The farmer said he didn’t have much hay but after we talked a bit (which is often the case) he said he could spare some. He, his two sons, Pete and I, walked over to a chain link fenced in area, the size of a small corral. Inside were a mare, an 11 day foal, and a gelding. The man then ordered the sons to assist us in filling our four hay bags and the hay closet in the rear of the trailer. We all then sprang into action.

It was as I was loading up the hay bags that I noticed that the hay was riddled with foxtail, a bristly weed that has sharp barbs and can cause abscesses in the horses’ digestive system. Oh oh, what to do? I decided to finish assisting in loading up and tell Pete once we were again on our way down the highway. I waited before telling Pete this because I knew what the guy would say which was “This hay is just fine. I feed it to my horses all the time.”

I told Pete and we stopped at the nearest pull off and immediately removed the horses’ hay bags. We did not want to dump it because it is an invasive species. So we had no choice but to keep going and again keep our eyes out for another hay source.

We finally came to a place with another pasture and a lot of oil type construction equipment. We pulled into the parking lot. No one was around, so we went uphill to a prefab house and knocked on the door. A man soon answered the door. He was older, shirtless, and had a big belly. His belt was unbuckled. I, who was standing by the side of the door, thought for a moment he was naked and that his belt was his, ahem, Johnson. He said no, he had no hay, and no one around had any hay. We tried to keep him talking, but this was in this instance not to our advantage because he began running off at the mouth about how there was no such thing as climate change, this is “just the point of view of environmentalists who are against development.”

We cut the conversation short, said thank you, and headed back downhill. On the way we saw a woman exiting the faded yellow construction building – I trotted over to her and asked if she knew of anyone who had hay. Helen, very soft spoken, said yes, she had friends who would be able to help us out.

She made a call and in minutes we followed her (in our vehicles) uphill. Her friends, a middle aged couple who own some draft horses, were a lovely pair who were incredibly helpful. They had hay to spare and helped us unload the questionable stuff (into a trailer headed to the dump) and load up the good stuff. The entire process took an hour.
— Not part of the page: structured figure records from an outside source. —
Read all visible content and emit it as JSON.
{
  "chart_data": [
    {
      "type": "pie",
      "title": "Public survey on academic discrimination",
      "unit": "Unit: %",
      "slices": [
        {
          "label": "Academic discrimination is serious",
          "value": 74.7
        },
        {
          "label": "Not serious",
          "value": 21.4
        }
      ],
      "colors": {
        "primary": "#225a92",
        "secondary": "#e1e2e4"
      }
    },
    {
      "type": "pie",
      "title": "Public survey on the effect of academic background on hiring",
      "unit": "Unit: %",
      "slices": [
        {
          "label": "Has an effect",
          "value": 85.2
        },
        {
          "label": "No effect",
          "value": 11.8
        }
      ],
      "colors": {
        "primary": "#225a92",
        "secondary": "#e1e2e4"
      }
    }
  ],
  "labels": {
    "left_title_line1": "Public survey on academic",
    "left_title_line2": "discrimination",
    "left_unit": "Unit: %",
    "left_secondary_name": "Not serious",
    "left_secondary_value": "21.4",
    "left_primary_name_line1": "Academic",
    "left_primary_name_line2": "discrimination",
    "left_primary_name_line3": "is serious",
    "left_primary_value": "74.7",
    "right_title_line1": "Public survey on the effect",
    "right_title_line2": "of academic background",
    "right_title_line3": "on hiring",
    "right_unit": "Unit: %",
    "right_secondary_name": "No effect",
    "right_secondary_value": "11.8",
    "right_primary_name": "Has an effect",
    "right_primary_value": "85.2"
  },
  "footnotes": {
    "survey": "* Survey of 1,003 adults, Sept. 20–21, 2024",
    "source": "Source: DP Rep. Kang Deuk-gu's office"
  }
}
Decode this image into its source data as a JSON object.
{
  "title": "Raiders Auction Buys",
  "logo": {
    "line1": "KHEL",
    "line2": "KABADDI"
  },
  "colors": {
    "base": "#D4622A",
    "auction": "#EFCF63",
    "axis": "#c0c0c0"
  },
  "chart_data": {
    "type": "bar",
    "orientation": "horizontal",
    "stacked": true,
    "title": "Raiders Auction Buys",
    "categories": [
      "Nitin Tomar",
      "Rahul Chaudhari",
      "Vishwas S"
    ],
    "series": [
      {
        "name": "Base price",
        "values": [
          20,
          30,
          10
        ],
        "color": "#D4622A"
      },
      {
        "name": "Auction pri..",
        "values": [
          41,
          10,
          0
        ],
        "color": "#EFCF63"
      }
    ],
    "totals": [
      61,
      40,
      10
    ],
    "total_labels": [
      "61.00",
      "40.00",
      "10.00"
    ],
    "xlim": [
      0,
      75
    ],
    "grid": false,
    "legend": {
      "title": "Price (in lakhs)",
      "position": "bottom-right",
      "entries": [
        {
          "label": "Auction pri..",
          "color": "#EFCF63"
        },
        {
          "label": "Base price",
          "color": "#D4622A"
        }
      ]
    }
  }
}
We also spent considerable time swapping stories. I didn’t get their names, but I gave them a hand drawn card and a copy of Raudi’s Story. I also told them if they ever came to Alaska that they’d have a place to stay. It was the best I could do, but clearly not good enough.

It was dusk when we left their place. We couldn’t find the Fort Nelson Rodeo Grounds, either that or what we thought used to be the grounds was now a holding area for oil equipment. We ended up pulling off the road and highlining the horses by a gravel pit. The area was gross so we again slept in the truck. Maybe tomorrow will be a more generic day.